Panelists say rural schools have to get creative to provide services. Boesch shared how she was able to afford a school psychologist by splitting their salary with a consortium of other rural schools. That required negotiating a memorandum of understanding between each school, and finding an employee who was willing to serve everyone.
Rural schools don’t just lack supportive services; they also lack access to courses that help students prepare for colleges, such as AP classes.
Illustration by Soobin Kim.
But schools can compensate. “I came here to talk about solutions,” said Stewart, who encouraged high schoolers to dual enroll in community college in their areas. “Wouldn’t it be fabulous if every high school student graduated with some units at a community college? Wouldn’t it be fabulous if they all graduated with a head start?”
Students should also be encouraged to try a trade in high school, so they get to do “something they love” and learn about future job prospects.
What if there aren’t enough kids to run a school, asked Gonzalez, the moderator. When does it make sense to consider a closure or consolidation?
Students’ needs, not financial ease or consolidation plans, must come first, Boesch argued. “We have to serve all children,” no matter where they are, she said. If schools are closed permanently and the only choice left for students is to bus three hours to the nearest school district or solely virtual learning that’s putting barriers in place for their education when “it’s incumbent on us to remove barriers,” she said.
Stewart agreed, arguing for great care in such decisions. “We have to be smart about how we consolidate schools,” she said. If schools must be closed, then the next question becomes what we do with them so they’re still a benefit to the community.
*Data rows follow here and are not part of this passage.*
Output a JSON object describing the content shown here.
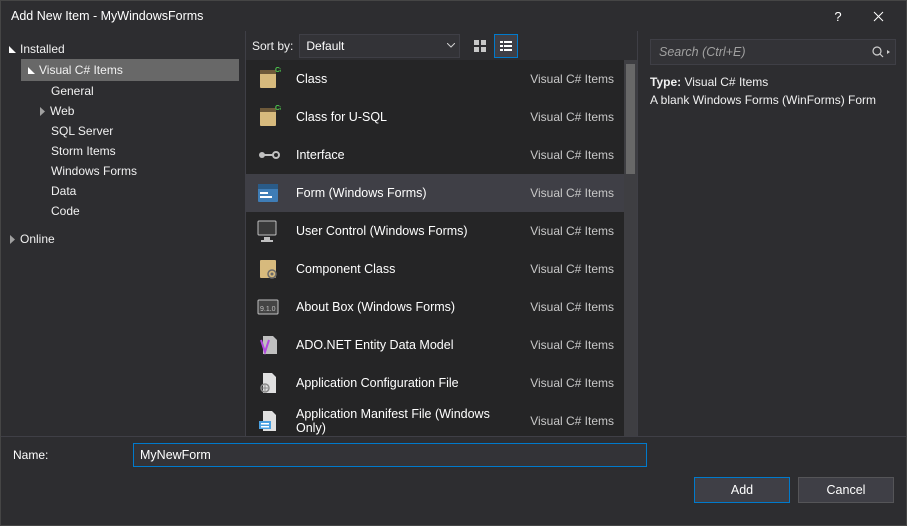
{
  "title": "Add New Item - MyWindowsForms",
  "tree": {
    "installed": "Installed",
    "csitems": "Visual C# Items",
    "children": [
      "General",
      "Web",
      "SQL Server",
      "Storm Items",
      "Windows Forms",
      "Data",
      "Code"
    ],
    "online": "Online"
  },
  "sort": {
    "label": "Sort by:",
    "value": "Default"
  },
  "items": [
    {
      "name": "Class",
      "cat": "Visual C# Items"
    },
    {
      "name": "Class for U-SQL",
      "cat": "Visual C# Items"
    },
    {
      "name": "Interface",
      "cat": "Visual C# Items"
    },
    {
      "name": "Form (Windows Forms)",
      "cat": "Visual C# Items"
    },
    {
      "name": "User Control (Windows Forms)",
      "cat": "Visual C# Items"
    },
    {
      "name": "Component Class",
      "cat": "Visual C# Items"
    },
    {
      "name": "About Box (Windows Forms)",
      "cat": "Visual C# Items"
    },
    {
      "name": "ADO.NET Entity Data Model",
      "cat": "Visual C# Items"
    },
    {
      "name": "Application Configuration File",
      "cat": "Visual C# Items"
    },
    {
      "name": "Application Manifest File (Windows Only)",
      "cat": "Visual C# Items"
    }
  ],
  "selectedItemIndex": 3,
  "search": {
    "placeholder": "Search (Ctrl+E)"
  },
  "details": {
    "typeLabel": "Type:",
    "typeValue": "Visual C# Items",
    "desc": "A blank Windows Forms (WinForms) Form"
  },
  "nameField": {
    "label": "Name:",
    "value": "MyNewForm"
  },
  "buttons": {
    "add": "Add",
    "cancel": "Cancel"
  }
}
There are other educational needs that can be served, she said, citing successful second lives as community centers and bilingual centers.
Gonzales asked the panelists if they think there’s “a cultural bias against rural education.”
Yes, they said, but the nature of the bias may be changing. That’s because it’s no longer inevitable that people will move to urban environments. The pandemic saw people leave urban environments.
Climate change, Stewart added, is also shifting the conversation. She cited her employer—and its transition from being California State University Humboldt to Cal Poly Humboldt, with the resulting emphasis on science, technology, and the green economy— as proof of that. As a Cal Poly, Humboldt can encourage students to come not just to study but also to make lives and careers for themselves in rural Northern California.
But making space for people in rural parts of the state will only be a successful strategy if new arrivals can afford to live there.
Once upon a time, educators who moved to rural school districts were able to afford to buy their house on their salary. Now, housing prices having risen so rapidly that that’s no longer the reality for many, panelists said.
“The American dream is slipping from people in education, and we have to address that as Californians,” said Stewart. That’s why, she said, her organization is working to invest in workforce housing “so we can try to keep teachers” in the communities they serve.
Near the event’s end, Gonzalez asked the panelists to talk about the joys of small-town education. We’ve talked about the hardships, he said, but “what rocks about it?”
All the panelists spoke up at once.
It’s great to be well-known in your community, said Boesch: “We’ve seen generations of families go through school.”
It’s the ability and freedom to innovate, said Stewart: “All of us have wonderful stories of how we can quickly make change and that’s the beauty of being able to work at a rural school.”
And it’s the intimacy, said Taylor: “The school is the town. You’re part of this incredible loving, warm safe environment.”